Pietro diventa per grazia un uomo strappato dalla mano di Erode. Così dicono gli Atti degli apostoli. Ogni apostolo viene strappato dall’Erode di turno. Perché chi guida la Chiesa è Cristo. Lo stesso Paolo afferma, rivolgendosi a Timoteo, che egli ha vissuto la sua esperienza di apostolo nella logica della buona battaglia, della corsa, ma è la fede che lo ha accompagnato e lo ha custodito. Quella fede che Gesù chiese a Pietro: “Ma voi, chi dite che io sia?” (Mt 16,15).

Questa domanda per noi rimane costante, essenziale e basilare.

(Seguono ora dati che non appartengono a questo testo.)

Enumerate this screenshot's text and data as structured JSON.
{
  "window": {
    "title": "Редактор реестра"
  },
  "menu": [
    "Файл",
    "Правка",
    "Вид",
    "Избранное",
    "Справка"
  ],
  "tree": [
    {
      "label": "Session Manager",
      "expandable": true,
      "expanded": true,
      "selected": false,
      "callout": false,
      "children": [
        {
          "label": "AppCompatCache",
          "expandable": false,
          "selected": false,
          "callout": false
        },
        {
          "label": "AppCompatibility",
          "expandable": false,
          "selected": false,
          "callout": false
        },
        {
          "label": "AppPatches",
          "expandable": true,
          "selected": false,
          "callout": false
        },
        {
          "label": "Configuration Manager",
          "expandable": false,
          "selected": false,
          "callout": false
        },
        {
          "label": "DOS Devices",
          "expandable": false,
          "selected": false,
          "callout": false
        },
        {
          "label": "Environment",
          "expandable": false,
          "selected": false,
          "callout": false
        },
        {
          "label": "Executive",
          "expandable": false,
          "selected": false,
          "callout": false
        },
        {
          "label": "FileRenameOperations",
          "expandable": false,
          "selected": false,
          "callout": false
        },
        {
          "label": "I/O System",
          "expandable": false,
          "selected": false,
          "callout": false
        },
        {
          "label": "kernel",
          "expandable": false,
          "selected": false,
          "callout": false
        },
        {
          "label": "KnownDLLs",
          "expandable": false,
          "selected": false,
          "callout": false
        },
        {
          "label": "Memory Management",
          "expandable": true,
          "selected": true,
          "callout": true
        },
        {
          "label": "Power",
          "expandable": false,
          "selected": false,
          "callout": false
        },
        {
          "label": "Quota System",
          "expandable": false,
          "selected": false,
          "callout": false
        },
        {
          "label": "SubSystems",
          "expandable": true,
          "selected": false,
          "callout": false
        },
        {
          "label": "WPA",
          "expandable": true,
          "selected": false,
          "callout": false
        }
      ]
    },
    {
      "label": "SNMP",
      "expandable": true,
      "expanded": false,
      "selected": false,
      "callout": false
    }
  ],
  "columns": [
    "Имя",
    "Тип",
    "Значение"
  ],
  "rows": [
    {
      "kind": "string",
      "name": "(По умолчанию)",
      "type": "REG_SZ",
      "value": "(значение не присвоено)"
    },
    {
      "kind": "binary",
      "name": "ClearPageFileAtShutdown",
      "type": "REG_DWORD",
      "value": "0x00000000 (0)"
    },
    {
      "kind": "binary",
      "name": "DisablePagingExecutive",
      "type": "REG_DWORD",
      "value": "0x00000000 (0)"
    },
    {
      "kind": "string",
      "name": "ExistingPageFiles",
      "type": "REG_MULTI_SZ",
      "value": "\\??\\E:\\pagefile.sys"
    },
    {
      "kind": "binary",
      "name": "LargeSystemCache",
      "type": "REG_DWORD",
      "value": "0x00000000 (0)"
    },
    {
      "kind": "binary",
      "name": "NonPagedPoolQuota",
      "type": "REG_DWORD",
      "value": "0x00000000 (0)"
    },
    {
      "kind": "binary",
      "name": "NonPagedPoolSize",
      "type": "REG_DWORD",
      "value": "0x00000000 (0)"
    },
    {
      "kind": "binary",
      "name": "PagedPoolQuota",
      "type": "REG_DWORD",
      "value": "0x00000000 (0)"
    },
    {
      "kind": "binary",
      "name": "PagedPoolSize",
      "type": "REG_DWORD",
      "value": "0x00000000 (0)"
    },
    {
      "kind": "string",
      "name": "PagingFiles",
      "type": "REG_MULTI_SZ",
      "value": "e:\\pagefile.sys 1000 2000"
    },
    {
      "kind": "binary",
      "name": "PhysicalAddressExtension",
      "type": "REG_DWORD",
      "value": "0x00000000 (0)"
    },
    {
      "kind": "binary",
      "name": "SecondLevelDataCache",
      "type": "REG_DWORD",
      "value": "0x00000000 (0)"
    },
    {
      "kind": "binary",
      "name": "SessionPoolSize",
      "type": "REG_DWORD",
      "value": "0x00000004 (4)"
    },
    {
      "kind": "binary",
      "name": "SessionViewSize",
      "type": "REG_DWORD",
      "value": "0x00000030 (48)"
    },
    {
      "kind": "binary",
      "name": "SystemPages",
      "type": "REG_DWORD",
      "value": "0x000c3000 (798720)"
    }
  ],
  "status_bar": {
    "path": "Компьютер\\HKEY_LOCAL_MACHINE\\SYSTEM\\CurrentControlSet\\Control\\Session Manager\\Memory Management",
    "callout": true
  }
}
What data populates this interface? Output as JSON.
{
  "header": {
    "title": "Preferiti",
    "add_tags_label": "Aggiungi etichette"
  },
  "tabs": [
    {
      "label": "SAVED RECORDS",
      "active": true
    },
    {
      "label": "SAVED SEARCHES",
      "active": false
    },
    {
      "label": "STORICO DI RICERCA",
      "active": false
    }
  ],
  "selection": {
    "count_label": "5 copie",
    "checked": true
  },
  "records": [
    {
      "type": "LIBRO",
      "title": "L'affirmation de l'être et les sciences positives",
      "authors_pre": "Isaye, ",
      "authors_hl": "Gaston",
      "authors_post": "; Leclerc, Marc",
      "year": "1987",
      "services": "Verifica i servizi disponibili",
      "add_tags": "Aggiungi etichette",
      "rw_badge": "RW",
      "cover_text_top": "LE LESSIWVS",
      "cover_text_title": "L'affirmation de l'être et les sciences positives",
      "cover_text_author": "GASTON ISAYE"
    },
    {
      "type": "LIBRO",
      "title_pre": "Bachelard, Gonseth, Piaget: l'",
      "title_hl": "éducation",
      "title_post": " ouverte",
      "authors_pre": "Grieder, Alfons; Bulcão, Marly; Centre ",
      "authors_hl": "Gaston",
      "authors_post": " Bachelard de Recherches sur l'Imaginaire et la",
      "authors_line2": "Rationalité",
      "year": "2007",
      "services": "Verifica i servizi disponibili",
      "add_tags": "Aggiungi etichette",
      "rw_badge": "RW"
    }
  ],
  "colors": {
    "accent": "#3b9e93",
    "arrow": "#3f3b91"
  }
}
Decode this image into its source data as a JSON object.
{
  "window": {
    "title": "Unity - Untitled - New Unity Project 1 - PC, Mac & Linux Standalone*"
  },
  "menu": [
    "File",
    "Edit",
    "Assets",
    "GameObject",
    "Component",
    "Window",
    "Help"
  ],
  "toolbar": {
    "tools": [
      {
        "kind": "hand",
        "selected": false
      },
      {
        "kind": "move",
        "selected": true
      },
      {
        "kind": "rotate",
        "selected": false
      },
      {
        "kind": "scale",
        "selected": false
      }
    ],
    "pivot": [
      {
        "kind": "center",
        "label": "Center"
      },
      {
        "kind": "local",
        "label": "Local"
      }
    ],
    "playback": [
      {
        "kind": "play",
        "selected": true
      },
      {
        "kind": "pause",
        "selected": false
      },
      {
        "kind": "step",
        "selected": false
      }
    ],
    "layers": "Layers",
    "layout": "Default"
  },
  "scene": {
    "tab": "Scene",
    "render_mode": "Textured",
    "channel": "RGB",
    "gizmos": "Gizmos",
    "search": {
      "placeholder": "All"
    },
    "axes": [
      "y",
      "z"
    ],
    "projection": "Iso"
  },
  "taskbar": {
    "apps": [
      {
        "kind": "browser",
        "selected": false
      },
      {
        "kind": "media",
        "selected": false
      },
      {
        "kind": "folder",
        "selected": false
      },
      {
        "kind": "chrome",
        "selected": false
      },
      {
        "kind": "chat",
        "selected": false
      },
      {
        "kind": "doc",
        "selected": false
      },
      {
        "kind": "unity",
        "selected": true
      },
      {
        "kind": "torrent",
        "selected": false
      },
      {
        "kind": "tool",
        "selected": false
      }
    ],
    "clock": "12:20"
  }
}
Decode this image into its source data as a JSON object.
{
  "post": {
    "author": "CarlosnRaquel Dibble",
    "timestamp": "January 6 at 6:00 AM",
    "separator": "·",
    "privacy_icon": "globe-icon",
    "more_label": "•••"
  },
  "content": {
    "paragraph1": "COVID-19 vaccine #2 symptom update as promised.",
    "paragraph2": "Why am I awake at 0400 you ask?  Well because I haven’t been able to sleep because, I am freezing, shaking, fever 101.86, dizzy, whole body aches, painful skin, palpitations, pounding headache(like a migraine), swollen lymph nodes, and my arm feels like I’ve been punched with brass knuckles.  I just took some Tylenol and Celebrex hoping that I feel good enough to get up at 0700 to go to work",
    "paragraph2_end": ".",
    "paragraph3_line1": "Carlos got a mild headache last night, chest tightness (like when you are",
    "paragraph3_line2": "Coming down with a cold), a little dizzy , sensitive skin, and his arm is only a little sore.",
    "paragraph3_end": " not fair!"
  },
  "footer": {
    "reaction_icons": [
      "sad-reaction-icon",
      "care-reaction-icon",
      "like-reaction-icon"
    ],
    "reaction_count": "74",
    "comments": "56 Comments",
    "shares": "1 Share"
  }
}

E allora nel benedire oggi e ringraziare il Signore per il dono del tuo cammino, Giovanni, per il dono della bella presenza dei giovani arrivati dal Vietnam, desidero ancora incoraggiare la nostra Chiesa diocesana a creare ambienti, spazi, luoghi dove far riecheggiare e risuonare la domanda di Gesù, affinché possa nascere un vero processo di rinnovata stagione di evangelizzazione>>.